24.8.18

São reformadas que nunca perderam uma edição: eis as oito catedráticas de Vilar de Mouros

in JN

Faltavam dez minutos para a abertura de portas quando Manuela Barrocas e as sete amigas chegaram à entrada do festival Vilar de Mouros, esta quinta-feira à tarde. Manuela não é de Vilar de Mouros mas já lá mora "há 50 e tal anos". Já é mais de lá do que de qualquer outro lado. É ela a condutora de quatro das sete colegas, todas reformadas, quase todas festivaleiras desde a primeira edição.
Quando as portas abriram foram as primeiras a entrar. Não chegaram primeiro ao palco porque o passo já não permite e porque só foram ali de tarde para ver o ambiente. "Viemos com estas pulseiras que são da Junta, a Junta é que nos paga esta oportunidade", diz Custódia Maria Barreiros, de 89 anos, a mais experiente do grupo.

Custódia, como as amigas, sabe onde estava na mítica edição de 1971 que deu o nome de Woodstock português àquele festival do Alto Minho. "Praticamente não vim aqui porque estava com um filho que estava doente mas ouvia de lá de casa a música [de Elton John] e fiquei à janela". Foi o ano em que falhou e lembra-se disso. De resto, não perdeu mais nenhuma edição.
Ao lado, Ilda Vilarinho é das que tem mais histórias curiosas para contar. Primeiro frisa que o festival é bom para fugir à rotina parada da aldeia: "Isto é muito parado durante o ano e é a oportunidade que nós temos de conviver e sentir o reboliço da cidade, porque eu vivi bastantes anos em Lisboa".
A amiga, atrás, recorda que levou o filho ao primeiro festival em 1971 quando ele tinha quatro meses. "Agora tem quase 50", atira, para gáudio das restantes que acenam a cabeça. Ilda interrompe e continua a abrir o leque de histórias curiosas de Vilar de Mouros: "Em 1971 era tanta gente que a população não estava preparada, acabou-se a comida, as lojas fecharam com medo que as roubassem. Os campos ficaram dizimados, sem milho e sem fruta".
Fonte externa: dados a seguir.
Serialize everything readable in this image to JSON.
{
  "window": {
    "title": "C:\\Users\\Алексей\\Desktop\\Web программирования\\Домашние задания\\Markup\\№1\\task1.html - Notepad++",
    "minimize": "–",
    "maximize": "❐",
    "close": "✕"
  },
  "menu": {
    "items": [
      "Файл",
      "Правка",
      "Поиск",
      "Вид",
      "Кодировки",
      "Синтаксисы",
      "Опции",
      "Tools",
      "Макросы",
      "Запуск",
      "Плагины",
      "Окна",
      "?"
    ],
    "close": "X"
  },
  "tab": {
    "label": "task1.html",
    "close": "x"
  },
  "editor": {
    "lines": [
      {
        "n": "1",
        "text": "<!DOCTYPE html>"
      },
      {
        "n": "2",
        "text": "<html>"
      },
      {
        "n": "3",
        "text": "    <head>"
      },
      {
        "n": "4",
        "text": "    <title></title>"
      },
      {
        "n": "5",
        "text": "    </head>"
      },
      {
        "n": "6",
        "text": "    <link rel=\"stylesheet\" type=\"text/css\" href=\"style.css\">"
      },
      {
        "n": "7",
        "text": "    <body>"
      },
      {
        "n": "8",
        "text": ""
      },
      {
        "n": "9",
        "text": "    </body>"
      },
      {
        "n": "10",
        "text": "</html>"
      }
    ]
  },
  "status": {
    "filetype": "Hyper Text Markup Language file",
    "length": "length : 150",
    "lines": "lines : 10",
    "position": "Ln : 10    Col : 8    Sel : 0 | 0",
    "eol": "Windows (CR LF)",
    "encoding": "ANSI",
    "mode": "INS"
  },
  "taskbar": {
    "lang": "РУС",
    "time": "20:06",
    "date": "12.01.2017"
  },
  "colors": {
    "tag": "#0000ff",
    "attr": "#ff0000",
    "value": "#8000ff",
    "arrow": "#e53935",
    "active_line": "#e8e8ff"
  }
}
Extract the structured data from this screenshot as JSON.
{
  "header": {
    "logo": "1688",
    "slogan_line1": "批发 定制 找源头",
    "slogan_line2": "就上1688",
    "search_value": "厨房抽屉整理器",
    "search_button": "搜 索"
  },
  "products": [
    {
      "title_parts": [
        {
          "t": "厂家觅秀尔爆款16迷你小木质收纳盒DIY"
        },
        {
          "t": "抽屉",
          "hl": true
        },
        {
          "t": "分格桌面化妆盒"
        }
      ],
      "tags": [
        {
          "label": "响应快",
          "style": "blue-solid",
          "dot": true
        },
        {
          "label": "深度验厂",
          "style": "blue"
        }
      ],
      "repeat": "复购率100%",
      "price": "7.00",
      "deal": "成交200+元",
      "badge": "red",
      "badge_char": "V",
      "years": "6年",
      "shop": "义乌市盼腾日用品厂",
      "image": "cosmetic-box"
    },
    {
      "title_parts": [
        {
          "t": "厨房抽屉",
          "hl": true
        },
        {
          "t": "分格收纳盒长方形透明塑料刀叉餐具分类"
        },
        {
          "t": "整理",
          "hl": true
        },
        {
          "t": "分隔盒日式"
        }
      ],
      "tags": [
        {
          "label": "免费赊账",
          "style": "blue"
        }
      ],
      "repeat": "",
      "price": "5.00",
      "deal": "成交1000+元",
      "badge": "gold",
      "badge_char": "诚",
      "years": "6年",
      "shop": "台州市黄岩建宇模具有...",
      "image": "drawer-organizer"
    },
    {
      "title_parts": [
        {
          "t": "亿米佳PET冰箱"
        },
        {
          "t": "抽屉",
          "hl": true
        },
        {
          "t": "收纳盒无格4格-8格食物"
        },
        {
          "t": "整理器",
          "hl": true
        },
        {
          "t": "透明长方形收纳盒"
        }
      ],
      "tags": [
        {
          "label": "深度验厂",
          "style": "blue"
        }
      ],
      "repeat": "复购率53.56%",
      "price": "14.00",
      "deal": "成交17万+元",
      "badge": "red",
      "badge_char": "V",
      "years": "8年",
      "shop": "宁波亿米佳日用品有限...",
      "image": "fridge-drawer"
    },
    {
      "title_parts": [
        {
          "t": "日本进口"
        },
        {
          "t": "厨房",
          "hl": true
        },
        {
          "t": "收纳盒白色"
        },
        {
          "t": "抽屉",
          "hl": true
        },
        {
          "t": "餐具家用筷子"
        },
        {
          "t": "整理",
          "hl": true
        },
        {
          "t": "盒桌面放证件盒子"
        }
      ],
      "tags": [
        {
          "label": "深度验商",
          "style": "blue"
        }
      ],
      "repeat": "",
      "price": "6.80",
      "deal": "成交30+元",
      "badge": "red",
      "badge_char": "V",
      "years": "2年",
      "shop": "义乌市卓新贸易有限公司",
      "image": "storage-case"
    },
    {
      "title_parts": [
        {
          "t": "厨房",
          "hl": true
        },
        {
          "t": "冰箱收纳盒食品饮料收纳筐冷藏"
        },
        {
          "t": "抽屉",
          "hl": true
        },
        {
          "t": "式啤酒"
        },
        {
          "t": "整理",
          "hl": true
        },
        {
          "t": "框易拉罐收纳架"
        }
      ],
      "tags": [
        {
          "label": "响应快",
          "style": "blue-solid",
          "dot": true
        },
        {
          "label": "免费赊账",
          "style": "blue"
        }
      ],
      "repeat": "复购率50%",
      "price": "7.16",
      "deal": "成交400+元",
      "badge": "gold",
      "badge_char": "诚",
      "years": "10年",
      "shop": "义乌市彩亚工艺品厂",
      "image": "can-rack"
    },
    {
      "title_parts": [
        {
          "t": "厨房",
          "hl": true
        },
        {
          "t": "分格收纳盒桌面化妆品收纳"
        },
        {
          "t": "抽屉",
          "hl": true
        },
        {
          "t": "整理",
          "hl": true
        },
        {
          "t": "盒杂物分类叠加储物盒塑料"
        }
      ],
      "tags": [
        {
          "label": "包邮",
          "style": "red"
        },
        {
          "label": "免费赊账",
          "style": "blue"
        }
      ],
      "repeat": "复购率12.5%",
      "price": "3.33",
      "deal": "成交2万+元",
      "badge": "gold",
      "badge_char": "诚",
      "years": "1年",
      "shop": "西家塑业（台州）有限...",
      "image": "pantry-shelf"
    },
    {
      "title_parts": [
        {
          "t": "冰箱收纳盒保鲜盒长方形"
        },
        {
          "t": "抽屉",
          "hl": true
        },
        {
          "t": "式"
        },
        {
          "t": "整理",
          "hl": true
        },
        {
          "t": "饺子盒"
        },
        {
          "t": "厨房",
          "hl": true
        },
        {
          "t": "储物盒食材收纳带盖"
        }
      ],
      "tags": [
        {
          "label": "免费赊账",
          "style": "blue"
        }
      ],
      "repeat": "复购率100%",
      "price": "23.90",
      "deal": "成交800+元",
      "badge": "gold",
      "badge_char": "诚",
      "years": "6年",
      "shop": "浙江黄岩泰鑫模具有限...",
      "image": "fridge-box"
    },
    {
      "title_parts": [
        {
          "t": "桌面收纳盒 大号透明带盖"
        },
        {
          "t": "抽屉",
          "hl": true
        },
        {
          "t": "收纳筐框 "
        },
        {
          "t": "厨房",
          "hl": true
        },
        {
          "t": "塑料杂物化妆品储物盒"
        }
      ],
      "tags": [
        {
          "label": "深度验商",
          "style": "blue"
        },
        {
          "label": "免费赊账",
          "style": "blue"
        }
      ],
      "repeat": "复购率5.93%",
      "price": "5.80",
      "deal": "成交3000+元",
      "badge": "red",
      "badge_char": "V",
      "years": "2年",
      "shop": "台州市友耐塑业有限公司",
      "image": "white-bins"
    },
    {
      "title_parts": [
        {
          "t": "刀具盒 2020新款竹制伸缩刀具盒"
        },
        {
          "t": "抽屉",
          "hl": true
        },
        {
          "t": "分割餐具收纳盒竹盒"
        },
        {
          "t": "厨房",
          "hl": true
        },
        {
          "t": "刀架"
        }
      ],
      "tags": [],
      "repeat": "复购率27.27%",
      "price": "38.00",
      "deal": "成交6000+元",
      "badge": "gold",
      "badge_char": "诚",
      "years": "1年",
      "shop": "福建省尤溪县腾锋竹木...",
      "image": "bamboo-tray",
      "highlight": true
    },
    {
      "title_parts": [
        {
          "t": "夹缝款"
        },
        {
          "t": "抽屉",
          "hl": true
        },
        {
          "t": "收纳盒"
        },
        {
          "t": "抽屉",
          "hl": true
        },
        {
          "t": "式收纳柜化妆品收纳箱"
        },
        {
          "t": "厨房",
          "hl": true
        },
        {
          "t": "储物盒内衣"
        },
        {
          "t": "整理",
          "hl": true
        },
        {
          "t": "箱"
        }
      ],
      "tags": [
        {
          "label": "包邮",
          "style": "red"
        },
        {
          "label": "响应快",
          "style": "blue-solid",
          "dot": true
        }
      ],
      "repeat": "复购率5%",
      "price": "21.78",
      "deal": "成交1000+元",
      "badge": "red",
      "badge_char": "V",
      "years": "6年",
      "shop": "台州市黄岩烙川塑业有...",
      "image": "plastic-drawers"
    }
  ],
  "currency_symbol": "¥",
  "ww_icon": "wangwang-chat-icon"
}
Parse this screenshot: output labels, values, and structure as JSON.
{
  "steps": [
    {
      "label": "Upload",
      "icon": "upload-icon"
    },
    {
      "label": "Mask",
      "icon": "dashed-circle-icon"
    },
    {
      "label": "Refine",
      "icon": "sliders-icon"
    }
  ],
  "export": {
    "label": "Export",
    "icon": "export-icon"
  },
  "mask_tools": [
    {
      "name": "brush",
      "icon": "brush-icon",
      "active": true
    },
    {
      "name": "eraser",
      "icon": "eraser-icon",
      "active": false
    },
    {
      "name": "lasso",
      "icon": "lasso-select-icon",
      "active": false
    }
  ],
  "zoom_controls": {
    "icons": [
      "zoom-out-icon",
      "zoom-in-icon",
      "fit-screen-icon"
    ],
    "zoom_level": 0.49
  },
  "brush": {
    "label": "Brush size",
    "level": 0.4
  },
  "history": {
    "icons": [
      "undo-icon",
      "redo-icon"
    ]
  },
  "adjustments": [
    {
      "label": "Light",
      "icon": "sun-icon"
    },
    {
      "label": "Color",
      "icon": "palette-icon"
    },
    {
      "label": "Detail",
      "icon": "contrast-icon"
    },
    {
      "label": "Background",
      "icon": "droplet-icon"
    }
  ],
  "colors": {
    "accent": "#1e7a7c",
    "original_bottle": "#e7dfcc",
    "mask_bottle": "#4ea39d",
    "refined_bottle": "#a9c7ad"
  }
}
Em 1996, continua ainda, um grupo de jovens acampou no meio do milho sem que Ilda e a família reparassem. "O milho estava muito alto, eles avançaram o muro e acamparam lá no meio". A família só reparou quando, no fim do festival, encontrou os vestígios da ocupação festivaleira: "Fomos à quinta estava lá quilo tudo cheio de latas de atum, mas não estragaram nada".
Todas têm histórias para contar. Desde festivaleiros a fazerem barulho até à quatro da manhã, outros a pedirem água ou comida em desespero, até à simpatia com que acolhem quem vem de fora (uma até alugou casa a Diogo Marques, organizador, há dois anos), o grupo de catedráticas é unânime em reconhecer as vantagens do festival. "Prefiro que haja o festival a não se fazer nada", diz Ilda. "Com o festival vemos gente nova, outras coisas e é bom. Quando vim pela primeira vez era uma moça nova", recorda Deolinda Ramos.
Depois de 15 minutos a contarem histórias, o grupo despacha a equipa do JN. Querem deambular pelo festival porque vão embora cedo. Algumas têm um funeral mas asseguram que voltam à noite, depois do cortejo fúnebre e do jantar: "Vimos menino. Vimos de certeza, não estamos a brincar", assegura Manuela Barrocas, autointitulada porta-voz do grupo, enquanto as restantes se afastam de chapéu de palha e lenço cor-de-rosa, oferecidos à entrada.